📄 cosyvoice-guide.md

← 返回目录

CosyVoice TTS Guide

CosyVoice models use WebSocket API (not HTTP REST), requiring the DashScope SDK.

Prerequisites

- DashScope SDK (venv recommended):

  python3 -m venv .venv
  source .venv/bin/activate  # Windows: .venv\Scripts\activate
  pip install dashscope>=1.24.6
  

| Argument | Description | |----------|-------------| | --text, -t | Required — text to synthesize | | --model, -m | Model ID (default: cosyvoice-v3-flash) | | --voice, -v | Voice ID (default: longanyang) | | --output, -o | Output file (default: output/qianwen-audio-tts/cosyvoice.mp3) | | --format, -f | Audio format: mp3, wav, pcm (default: mp3) |

Available Voices

| Voice | Description | |-------|-------------| | longanyang | Sunny young man (male) | | longanhuan | Energetic cheerful female | | longhuhu_v3 | Innocent lively girl |

See voice-list for full list.

Examples

Basic synthesis

python3 scripts/tts_cosyvoice.py -t "Hello, world!"

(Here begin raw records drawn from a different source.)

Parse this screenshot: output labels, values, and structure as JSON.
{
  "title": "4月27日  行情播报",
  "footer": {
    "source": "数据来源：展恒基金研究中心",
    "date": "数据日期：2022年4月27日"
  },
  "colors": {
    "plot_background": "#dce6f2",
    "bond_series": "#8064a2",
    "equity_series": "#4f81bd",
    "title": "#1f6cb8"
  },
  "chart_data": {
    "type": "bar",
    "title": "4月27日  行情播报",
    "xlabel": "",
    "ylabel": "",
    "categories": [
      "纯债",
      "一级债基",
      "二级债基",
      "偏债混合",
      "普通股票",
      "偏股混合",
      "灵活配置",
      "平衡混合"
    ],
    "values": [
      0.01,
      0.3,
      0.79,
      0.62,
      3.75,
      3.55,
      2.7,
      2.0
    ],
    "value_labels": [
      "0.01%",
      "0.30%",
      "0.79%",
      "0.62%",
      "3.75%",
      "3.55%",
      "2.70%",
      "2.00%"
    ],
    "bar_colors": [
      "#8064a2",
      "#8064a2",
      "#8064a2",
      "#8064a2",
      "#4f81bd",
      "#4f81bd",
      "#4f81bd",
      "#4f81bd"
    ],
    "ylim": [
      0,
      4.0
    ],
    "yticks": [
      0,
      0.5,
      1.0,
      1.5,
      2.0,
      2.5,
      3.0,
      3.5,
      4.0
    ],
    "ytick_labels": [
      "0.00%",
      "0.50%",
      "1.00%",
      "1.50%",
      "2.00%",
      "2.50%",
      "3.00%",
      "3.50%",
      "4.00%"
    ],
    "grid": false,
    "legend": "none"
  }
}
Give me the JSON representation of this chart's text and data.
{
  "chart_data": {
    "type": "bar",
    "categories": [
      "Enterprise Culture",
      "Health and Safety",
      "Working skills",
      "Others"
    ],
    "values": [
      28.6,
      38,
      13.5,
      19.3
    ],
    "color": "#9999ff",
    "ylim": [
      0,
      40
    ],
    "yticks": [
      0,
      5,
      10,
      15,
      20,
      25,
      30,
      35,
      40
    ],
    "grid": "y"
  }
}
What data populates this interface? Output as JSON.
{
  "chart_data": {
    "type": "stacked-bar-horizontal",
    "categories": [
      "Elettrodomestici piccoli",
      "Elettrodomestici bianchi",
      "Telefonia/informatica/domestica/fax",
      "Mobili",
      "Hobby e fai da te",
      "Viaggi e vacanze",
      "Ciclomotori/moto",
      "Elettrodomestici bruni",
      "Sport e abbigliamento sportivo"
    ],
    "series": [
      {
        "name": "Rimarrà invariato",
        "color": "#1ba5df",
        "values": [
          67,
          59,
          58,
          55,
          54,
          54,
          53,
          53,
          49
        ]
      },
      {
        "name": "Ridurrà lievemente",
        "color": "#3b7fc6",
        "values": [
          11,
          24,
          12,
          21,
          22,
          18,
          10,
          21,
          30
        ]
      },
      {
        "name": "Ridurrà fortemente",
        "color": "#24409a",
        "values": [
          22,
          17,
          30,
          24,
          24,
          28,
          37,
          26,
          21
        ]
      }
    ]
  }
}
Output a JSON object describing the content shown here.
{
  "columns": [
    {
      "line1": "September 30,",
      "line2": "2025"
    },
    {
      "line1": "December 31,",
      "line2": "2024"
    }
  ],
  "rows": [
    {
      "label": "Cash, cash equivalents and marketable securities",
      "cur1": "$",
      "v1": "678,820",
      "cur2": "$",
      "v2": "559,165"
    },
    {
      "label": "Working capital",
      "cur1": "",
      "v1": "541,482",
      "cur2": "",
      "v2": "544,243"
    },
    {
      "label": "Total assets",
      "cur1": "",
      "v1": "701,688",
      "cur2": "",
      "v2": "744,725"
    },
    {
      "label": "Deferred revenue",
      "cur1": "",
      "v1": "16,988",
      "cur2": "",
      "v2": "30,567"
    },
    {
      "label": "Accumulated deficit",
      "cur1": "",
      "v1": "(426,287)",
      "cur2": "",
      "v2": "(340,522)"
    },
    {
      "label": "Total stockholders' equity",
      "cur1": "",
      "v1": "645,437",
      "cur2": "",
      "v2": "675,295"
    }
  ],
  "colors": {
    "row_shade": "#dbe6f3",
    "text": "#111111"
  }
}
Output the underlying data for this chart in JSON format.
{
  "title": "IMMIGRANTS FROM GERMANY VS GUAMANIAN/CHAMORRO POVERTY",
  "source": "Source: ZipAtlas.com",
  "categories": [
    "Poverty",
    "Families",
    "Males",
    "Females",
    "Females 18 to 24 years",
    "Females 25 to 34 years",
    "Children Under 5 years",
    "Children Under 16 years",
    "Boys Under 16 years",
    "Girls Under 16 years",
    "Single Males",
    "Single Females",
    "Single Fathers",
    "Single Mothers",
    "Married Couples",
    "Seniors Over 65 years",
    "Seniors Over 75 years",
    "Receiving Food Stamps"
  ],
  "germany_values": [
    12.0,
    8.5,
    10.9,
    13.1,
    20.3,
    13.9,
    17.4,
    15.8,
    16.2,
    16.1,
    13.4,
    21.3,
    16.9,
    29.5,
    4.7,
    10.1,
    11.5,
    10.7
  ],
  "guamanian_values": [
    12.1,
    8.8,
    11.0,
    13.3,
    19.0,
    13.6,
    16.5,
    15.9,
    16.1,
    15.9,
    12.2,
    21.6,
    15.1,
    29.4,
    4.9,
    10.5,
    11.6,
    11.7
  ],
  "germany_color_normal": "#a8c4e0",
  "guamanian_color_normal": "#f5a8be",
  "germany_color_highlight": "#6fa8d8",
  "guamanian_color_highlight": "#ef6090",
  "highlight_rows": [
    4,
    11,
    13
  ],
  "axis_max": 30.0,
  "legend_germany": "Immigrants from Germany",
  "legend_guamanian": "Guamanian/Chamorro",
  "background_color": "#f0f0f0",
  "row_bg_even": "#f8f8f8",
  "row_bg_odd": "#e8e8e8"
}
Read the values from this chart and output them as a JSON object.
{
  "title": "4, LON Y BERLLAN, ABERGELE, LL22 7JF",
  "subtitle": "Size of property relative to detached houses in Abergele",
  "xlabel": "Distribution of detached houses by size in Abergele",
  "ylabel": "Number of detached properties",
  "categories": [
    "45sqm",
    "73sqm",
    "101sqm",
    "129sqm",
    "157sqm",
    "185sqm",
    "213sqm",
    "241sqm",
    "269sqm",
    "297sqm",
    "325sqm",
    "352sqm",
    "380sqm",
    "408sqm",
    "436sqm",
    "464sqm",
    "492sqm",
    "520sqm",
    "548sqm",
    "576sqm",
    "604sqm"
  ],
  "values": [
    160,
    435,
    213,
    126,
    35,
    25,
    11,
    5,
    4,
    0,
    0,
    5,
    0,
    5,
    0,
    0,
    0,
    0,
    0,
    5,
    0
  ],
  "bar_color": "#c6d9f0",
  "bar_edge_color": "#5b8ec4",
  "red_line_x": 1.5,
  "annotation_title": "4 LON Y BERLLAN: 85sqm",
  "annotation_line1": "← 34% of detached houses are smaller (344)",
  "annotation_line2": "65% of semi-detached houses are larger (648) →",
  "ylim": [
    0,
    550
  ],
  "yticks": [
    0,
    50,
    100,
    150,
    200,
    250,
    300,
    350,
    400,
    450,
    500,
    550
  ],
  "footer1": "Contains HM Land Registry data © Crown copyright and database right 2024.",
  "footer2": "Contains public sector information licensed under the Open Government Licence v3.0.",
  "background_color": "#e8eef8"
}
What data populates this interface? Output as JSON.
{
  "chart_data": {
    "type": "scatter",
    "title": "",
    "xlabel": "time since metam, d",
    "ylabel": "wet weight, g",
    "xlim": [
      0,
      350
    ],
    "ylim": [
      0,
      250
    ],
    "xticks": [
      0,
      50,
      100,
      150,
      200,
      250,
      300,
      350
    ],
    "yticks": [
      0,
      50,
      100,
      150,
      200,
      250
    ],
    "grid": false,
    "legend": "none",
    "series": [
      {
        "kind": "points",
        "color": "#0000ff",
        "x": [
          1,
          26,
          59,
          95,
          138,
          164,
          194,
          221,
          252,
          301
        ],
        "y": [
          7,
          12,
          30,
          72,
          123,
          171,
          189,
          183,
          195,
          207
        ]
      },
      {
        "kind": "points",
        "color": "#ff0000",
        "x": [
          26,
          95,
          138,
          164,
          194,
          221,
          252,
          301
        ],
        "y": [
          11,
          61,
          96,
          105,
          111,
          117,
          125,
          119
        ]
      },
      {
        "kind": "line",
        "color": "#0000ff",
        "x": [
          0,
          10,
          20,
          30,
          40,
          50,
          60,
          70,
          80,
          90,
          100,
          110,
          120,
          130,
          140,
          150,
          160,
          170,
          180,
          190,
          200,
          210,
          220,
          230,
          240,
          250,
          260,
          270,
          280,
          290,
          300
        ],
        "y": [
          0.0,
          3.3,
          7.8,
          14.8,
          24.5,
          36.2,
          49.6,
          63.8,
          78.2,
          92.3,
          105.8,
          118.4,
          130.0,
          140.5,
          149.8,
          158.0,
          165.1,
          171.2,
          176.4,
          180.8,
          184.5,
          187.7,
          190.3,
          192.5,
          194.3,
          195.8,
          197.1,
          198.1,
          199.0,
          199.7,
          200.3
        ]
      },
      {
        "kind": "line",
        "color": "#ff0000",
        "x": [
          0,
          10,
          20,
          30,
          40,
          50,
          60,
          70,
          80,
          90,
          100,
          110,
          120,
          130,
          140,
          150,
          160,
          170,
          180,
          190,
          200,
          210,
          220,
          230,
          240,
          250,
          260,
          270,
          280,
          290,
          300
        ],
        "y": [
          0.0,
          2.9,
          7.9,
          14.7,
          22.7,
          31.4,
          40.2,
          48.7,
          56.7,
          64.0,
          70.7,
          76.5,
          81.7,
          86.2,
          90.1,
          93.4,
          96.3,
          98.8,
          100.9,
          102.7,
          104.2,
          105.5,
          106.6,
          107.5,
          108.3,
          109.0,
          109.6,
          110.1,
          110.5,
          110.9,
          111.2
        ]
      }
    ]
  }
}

Chinese with specific voice

python3 scripts/tts_cosyvoice.py -t "你好世界" -v longanhuan

Highest quality model

python3 scripts/tts_cosyvoice.py -t "Professional narration" -m cosyvoice-v3-plus

Multiple files (use --output to avoid overwriting)

python3 scripts/tts_cosyvoice.py -t "First sentence" -o output/qianwen-audio-tts/part1.mp3 python3 scripts/tts_cosyvoice.py -t "Second sentence" -o output/qianwen-audio-tts/part2.mp3

Tip: Default output overwrites previous file. Use -o with different filenames for batch tasks.

Error Handling

| Error Pattern | Resolution | |---------------|------------| | dashscope SDK not installed | Run pip install dashscope>=1.24.6 | | WebSocket connection failed | Check network; verify API key | | Invalid voice | Use CosyVoice voices, not Qwen TTS voices (Cherry, Ethan, etc.) |